Output: The above code calculates the cosine similarity between vectors A and B, using the cosine_similarity() function from the sklearn.metrics.pairwise module in scikit-learn.

First, the numpy arrays A and B are defined. To ensure proper shape for the calculation, A and B are reshaped using the reshape() function.

The cosine_similarity() function is then called with the reshaped vectors as parameters. It computes the cosine similarity between the vectors and returns a similarity matrix.

The resulting cosine similarity score is stored in the variable result and printed it.

## Use the torch Module to Calculate the Cosine Similarity in Python

Python’s torch module provides powerful functionalities for deep learning and numerical computing, including functions for calculating cosine similarity. To compute cosine similarity using torch, we can utilize the torch.nn.functional.cosine_similarity() function.

Syntax:

import torch

cosine_similarity = torch.nn.functional.cosine_similarity(tensor1, tensor2, dim=0, eps=1e-8)


In this syntax, tensor1 and tensor2 are the input tensors for which we want to calculate the cosine similarity. The dim parameter specifies the dimension along which the cosine similarity is calculated. The eps parameter is used to prevent division by zero.

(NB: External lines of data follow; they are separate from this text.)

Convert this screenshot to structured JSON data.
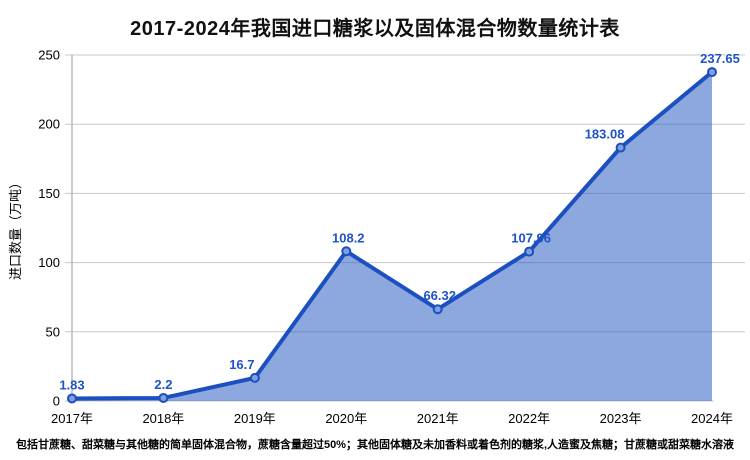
{
  "footnote": "包括甘蔗糖、甜菜糖与其他糖的简单固体混合物，蔗糖含量超过50%；其他固体糖及未加香料或着色剂的糖浆,人造蜜及焦糖；甘蔗糖或甜菜糖水溶液",
  "chart_data": {
    "type": "area",
    "title": "2017-2024年我国进口糖浆以及固体混合物数量统计表",
    "categories": [
      "2017年",
      "2018年",
      "2019年",
      "2020年",
      "2021年",
      "2022年",
      "2023年",
      "2024年"
    ],
    "values": [
      1.83,
      2.2,
      16.7,
      108.2,
      66.32,
      107.96,
      183.08,
      237.65
    ],
    "value_labels": [
      "1.83",
      "2.2",
      "16.7",
      "108.2",
      "66.32",
      "107.96",
      "183.08",
      "237.65"
    ],
    "xlabel": "",
    "ylabel": "进口数量（万吨）",
    "ylim": [
      0,
      250
    ],
    "yticks": [
      0,
      50,
      100,
      150,
      200,
      250
    ],
    "grid": "horizontal",
    "legend": "none",
    "colors": {
      "line": "#1c4fbf",
      "fill": "#8aa5e2",
      "fill_opacity": 0.5,
      "marker_fill": "#7f9fdd",
      "value_label": "#1f53c5",
      "gridline": "#c9c9c9",
      "axis": "#9a9a9a",
      "title_text": "#111111",
      "tick_text": "#000000"
    }
  }
}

The cosine_similarity() function calculates the cosine similarity between the tensors by considering their magnitudes and angles. It returns a tensor containing the cosine similarity values. This functionality is widely used in applications like image similarity, text analysis, and recommendation systems.

See the code below.

import torch
import torch.nn.functional as F
t1 = [3,45,6,8]
a = torch.FloatTensor(t1)

t2 = [4,54,3,7]
b = torch.FloatTensor(t2)
result = F.cosine_similarity(a, b, dim=0)

print(result)


Output: The above code calculates the cosine similarity between two tensors, a and b, using the cosine_similarity() function from the torch.nn.functional module in PyTorch.

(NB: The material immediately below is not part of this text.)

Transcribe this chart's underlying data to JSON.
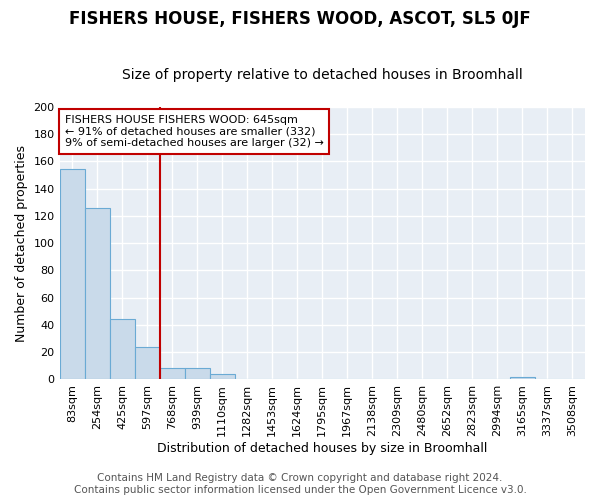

First, two lists, t1 and t2, are defined. Then, these lists are converted to PyTorch tensors using torch.FloatTensor().

The cosine_similarity() function is then called with the tensors a and b as parameters and the dim argument set to 0. This computes the cosine similarity between the tensors along the specified dimension.

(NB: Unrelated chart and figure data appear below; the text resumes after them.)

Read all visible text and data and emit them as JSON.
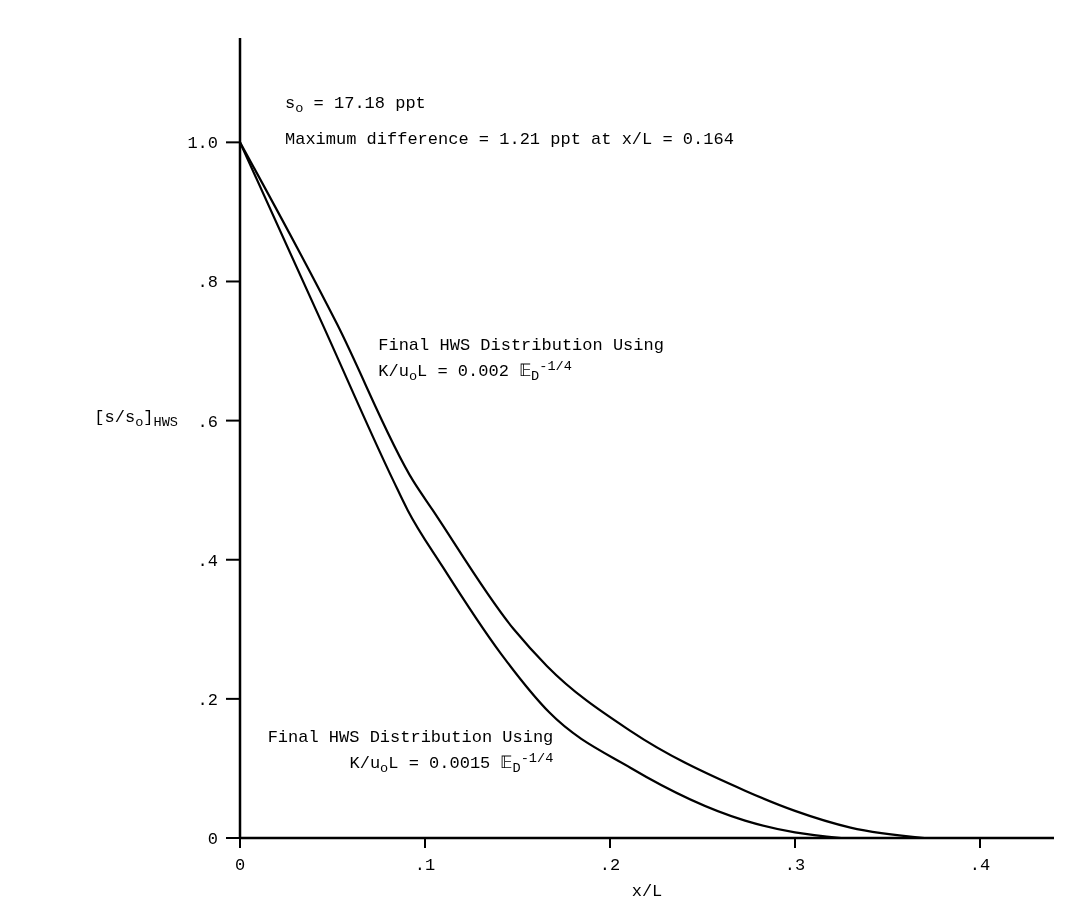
{
  "chart_data": {
    "type": "line",
    "xlabel": "x/L",
    "ylabel": "[s/s$_{o}$]$_{HWS}$",
    "xlim": [
      0,
      0.44
    ],
    "ylim": [
      0,
      1.15
    ],
    "xticks": [
      0,
      {
        "value": 0.1,
        "label": ".1"
      },
      {
        "value": 0.2,
        "label": ".2"
      },
      {
        "value": 0.3,
        "label": ".3"
      },
      {
        "value": 0.4,
        "label": ".4"
      }
    ],
    "yticks": [
      0,
      {
        "value": 0.2,
        "label": ".2"
      },
      {
        "value": 0.4,
        "label": ".4"
      },
      {
        "value": 0.6,
        "label": ".6"
      },
      {
        "value": 0.8,
        "label": ".8"
      },
      {
        "value": 1.0,
        "label": "1.0"
      }
    ],
    "annotations": [
      "s$_{o}$ = 17.18 ppt",
      "Maximum difference = 1.21 ppt at x/L = 0.164"
    ],
    "legend": false,
    "series": [
      {
        "name": "Final HWS Distribution Using K/u$_{o}$L = 0.002 𝔼$_{D}$$^{-1/4}$",
        "color": "#000000",
        "x": [
          0,
          0.0526,
          0.0937,
          0.104,
          0.148,
          0.166,
          0.211,
          0.273,
          0.3,
          0.33,
          0.37
        ],
        "values": [
          1.0,
          0.738,
          0.513,
          0.472,
          0.3,
          0.247,
          0.154,
          0.068,
          0.039,
          0.015,
          0
        ]
      },
      {
        "name": "Final HWS Distribution Using K/u$_{o}$L = 0.0015 𝔼$_{D}$$^{-1/4}$",
        "color": "#000000",
        "x": [
          0,
          0.0447,
          0.083,
          0.0905,
          0.1095,
          0.141,
          0.167,
          0.211,
          0.273,
          0.3,
          0.325
        ],
        "values": [
          1.0,
          0.738,
          0.513,
          0.472,
          0.39,
          0.265,
          0.181,
          0.101,
          0.025,
          0.008,
          0
        ]
      }
    ]
  }
}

The resulting cosine similarity score is stored in the variable result and printed it.

## Conclusion

Using different libraries, we have explored multiple methods to calculate cosine similarity in Python. Let’s compare the discussed approaches and their respective advantages and disadvantages.

The scipy.spatial.distance.cosine() function offers a straightforward method for calculating cosine similarity. It is easy to use and provides accurate results. However, it may be less efficient for large-scale computations due to its general-purpose nature.

The numpy.dot() and numpy.linalg.norm() functions provide efficient array operations for cosine similarity calculations. Numpy’s vectorized operations make it a suitable choice for handling large datasets. However, it requires more manual manipulation of arrays and reshaping.

The sklearn.metrics.pairwise.cosine_similarity() function provides a high-level and intuitive implementation for cosine similarity. It offers additional features like computing similarity matrices. However, it might involve some overhead when importing the sklearn library for just cosine similarity calculations.

The torch.nn.functional.cosine_similarity() function in the torch module benefits deep learning applications. It integrates well with other torch functionalities and provides GPU acceleration. However, it requires the installation of PyTorch and may be more suitable for scenarios involving neural networks and tensor operations.

For general-purpose cosine similarity calculations, the scipy or numpy libraries can be used for simplicity and efficiency. If working on larger datasets or requiring advanced features like similarity matrices, sklearn is a good choice.

The torch library is recommended in deep learning or neural network applications, where GPU acceleration is advantageous.

Ultimately, the choice of method depends on the specific requirements of the task at hand, the size of the data, and the overall project ecosystem.